The perfect patent application lies in a sweet spot of breadth. For your patent to offer optimum protection, it must be narrow enough to gain the USPTO’s approval but also broad enough that it’s difficult for someone to design around your patent and become a competitor.

While patents are limited to a term of 20 years from the date of filing, the scope of protection is defined by the claims. And when done right, a specific invention can use broad and general terms, providing the most value and protection possible.

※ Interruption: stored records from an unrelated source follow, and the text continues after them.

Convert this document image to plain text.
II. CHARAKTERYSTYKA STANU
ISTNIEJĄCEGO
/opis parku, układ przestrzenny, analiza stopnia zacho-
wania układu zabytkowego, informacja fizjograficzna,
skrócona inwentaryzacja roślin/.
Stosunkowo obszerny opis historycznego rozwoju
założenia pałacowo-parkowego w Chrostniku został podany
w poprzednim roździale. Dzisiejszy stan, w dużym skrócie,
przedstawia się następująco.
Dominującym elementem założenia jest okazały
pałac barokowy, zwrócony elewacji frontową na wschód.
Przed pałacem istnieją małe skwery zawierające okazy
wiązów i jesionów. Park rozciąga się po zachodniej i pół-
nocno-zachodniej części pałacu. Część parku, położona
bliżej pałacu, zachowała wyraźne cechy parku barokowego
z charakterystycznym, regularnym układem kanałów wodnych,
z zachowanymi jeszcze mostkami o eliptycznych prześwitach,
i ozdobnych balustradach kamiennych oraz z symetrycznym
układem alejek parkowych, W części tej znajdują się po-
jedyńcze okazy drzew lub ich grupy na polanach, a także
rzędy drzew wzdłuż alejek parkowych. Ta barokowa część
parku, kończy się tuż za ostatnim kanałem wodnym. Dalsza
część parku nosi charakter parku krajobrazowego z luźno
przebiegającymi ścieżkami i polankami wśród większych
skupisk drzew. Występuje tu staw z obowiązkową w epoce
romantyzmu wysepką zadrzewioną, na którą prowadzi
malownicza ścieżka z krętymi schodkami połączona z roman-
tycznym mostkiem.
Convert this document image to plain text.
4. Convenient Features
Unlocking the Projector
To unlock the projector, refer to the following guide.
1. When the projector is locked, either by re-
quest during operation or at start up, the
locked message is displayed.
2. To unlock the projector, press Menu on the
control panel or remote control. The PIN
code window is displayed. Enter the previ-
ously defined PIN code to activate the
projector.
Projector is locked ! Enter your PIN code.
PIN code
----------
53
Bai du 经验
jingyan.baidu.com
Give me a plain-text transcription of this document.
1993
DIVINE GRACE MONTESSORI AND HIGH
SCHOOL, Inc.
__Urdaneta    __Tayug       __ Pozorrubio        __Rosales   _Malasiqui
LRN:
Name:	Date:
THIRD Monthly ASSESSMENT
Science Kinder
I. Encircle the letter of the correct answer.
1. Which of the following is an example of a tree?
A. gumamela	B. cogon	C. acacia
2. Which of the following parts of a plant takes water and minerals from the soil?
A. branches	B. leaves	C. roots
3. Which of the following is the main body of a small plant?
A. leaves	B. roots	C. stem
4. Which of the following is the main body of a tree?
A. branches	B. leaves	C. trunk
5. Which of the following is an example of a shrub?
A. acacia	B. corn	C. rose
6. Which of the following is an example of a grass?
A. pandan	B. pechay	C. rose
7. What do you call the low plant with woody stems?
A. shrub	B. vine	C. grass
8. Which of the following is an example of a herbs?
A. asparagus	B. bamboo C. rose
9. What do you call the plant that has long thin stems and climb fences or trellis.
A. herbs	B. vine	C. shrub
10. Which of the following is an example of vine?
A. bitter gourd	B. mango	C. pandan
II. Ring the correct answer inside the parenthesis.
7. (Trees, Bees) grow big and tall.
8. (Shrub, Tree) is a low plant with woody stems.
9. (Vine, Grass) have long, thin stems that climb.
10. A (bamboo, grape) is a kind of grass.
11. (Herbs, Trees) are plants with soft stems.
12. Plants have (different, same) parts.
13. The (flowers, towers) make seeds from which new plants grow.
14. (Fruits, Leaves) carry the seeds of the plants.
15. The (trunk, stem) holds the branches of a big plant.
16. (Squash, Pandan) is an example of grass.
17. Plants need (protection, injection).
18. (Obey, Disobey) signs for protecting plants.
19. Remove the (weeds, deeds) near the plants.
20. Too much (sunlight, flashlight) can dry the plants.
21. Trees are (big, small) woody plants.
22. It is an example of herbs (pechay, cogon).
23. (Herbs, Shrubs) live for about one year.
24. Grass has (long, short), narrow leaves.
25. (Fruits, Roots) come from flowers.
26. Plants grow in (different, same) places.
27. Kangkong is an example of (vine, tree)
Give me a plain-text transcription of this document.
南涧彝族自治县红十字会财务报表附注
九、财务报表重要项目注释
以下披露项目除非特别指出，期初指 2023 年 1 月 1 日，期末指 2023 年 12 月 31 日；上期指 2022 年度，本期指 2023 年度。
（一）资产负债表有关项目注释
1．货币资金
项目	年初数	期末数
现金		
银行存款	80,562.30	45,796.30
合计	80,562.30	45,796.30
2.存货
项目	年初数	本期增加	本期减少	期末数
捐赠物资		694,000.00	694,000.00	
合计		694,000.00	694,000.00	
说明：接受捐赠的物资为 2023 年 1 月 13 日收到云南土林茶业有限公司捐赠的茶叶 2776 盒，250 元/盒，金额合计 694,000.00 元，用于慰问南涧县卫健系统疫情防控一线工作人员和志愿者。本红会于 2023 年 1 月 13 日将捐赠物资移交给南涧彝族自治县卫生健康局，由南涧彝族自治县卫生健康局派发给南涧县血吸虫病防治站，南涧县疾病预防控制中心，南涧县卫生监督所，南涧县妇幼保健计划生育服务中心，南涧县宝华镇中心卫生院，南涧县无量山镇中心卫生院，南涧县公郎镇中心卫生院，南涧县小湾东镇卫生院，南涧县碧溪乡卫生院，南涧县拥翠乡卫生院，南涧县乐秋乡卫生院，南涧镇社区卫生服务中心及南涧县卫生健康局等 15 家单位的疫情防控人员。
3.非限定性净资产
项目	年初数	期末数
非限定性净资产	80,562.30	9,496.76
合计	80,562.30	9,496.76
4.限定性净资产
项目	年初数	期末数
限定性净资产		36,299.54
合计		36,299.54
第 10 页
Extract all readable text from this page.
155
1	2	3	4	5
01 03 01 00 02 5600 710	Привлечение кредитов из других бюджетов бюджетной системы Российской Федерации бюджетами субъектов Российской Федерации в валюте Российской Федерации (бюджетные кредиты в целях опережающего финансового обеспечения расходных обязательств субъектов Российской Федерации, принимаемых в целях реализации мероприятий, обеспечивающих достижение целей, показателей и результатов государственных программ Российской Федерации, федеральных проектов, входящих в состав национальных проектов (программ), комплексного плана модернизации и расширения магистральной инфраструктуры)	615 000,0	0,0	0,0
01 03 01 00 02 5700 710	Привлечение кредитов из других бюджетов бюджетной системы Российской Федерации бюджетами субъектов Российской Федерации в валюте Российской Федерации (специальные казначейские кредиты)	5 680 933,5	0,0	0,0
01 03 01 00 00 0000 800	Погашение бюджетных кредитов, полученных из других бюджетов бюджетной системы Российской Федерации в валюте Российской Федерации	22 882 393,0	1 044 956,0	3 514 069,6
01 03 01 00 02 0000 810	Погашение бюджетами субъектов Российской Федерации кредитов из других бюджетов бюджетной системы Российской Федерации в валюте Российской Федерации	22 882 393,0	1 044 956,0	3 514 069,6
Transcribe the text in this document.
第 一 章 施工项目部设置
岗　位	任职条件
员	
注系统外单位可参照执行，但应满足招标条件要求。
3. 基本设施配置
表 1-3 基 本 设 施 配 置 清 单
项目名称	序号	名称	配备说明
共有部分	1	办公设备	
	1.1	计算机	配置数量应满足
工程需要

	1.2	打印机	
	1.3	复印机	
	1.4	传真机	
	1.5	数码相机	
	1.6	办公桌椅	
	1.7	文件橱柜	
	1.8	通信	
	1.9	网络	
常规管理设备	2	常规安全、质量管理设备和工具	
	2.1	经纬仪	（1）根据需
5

How Broad Is Too Broad? The Doorway Analogy

Imagine that your patent application is walking through a doorway, which represents the examiner’s office. When the application gets to the threshold, you want it to fill the width of the doorway, and squeeze through the frame on its way out. If you allow any empty space around your patent as it moves through the doorway, that means that someone else could potentially go through the door with you. And that person trying to squeeze through alongside you? They’re filling up the empty space that your patent missed with a competing product.

It’s completely legal for a competitor to find loopholes and design around your patent. That’s why it is important to seek the broadest protection for your invention.

A patent is only valuable if it makes a difference in your marketplace. That means that not only do you want to capture the inventive features that make a difference to your customer, but you want to do so in a way that prevents competitors from using the same or similar features.

Keep in mind that if your application is too broad it may not get through the door at all, and if it can’t get through the hypothetical door, it won’t get the stamp of approval from the examiner’s desk. Additionally, claims that are too broad can mean that you might spend more time and money fighting potential infringers both in and out of court.

Narrowing Your Idea

Bigger isn’t always better when it comes to patents. There are times when taking the approach of a narrower claim during filing can be advantageous. This happens when the invention produces a superior result that can only be achieved in a limited number of ways. Claims that are narrower also tend to be approved more quickly by the USPTO.

It is easier to defend the validity of narrow claims and is also easier to obtain. But beware, it is also more difficult to enforce a narrow patent against others as they are less likely to be infringed upon.

The Bottom Line

For many non-attorneys, it’s good to know this tip: if your application is approved by the USPTO upon the first review, that’s a sign that your application might be too narrow and limiting, which means you won’t be receiving the best protection possible when the patent is granted. Sure, nobody else is going to be able to design a product exactly like what you claimed, but with one minor tweak, they could be your number one competitor.

It’s good to get turned away at the doorway because you’re too broad. That way, you can slim down to fit through the door snugly rather than just waltzing through with space around you.

A patent gives the owner a negative right, which allows you to stop others from making or doing what the patent covers. This negative right permits what is known as a “time-limited monopoly” which essentially allows only the patent holder the right to practice within the scope of the patent.

Consider the simplified example of a food-serving device. Maybe in your mind, your invention will only be used to serve cheese and crackers. By specifying that on your application, you’re limiting the protection of your patent. Now, change food server to “food and beverage server” and boom” you’ve got broader protection that will stop your competitors from designing the same product to be used to serve flights, wine, beer…even bacon. It’s these little nitty gritty details and word changes that will enhance your patent’s protection, and that’s where partnering with an experienced IP attorney can help you with the strategy of filing to receive the best protection.

In closing…

In many instances, getting the best protection for your invention can simply come down to your IP attorney using the right words, and knowing when to narrow your claims or hold your ground. Drafting the best patent application is a true art form that requires experience. If you are wondering whether your invention’s claims are too broad or too narrow, the best step you can take is to partner with an IP attorney who can advise you and execute the patent application process.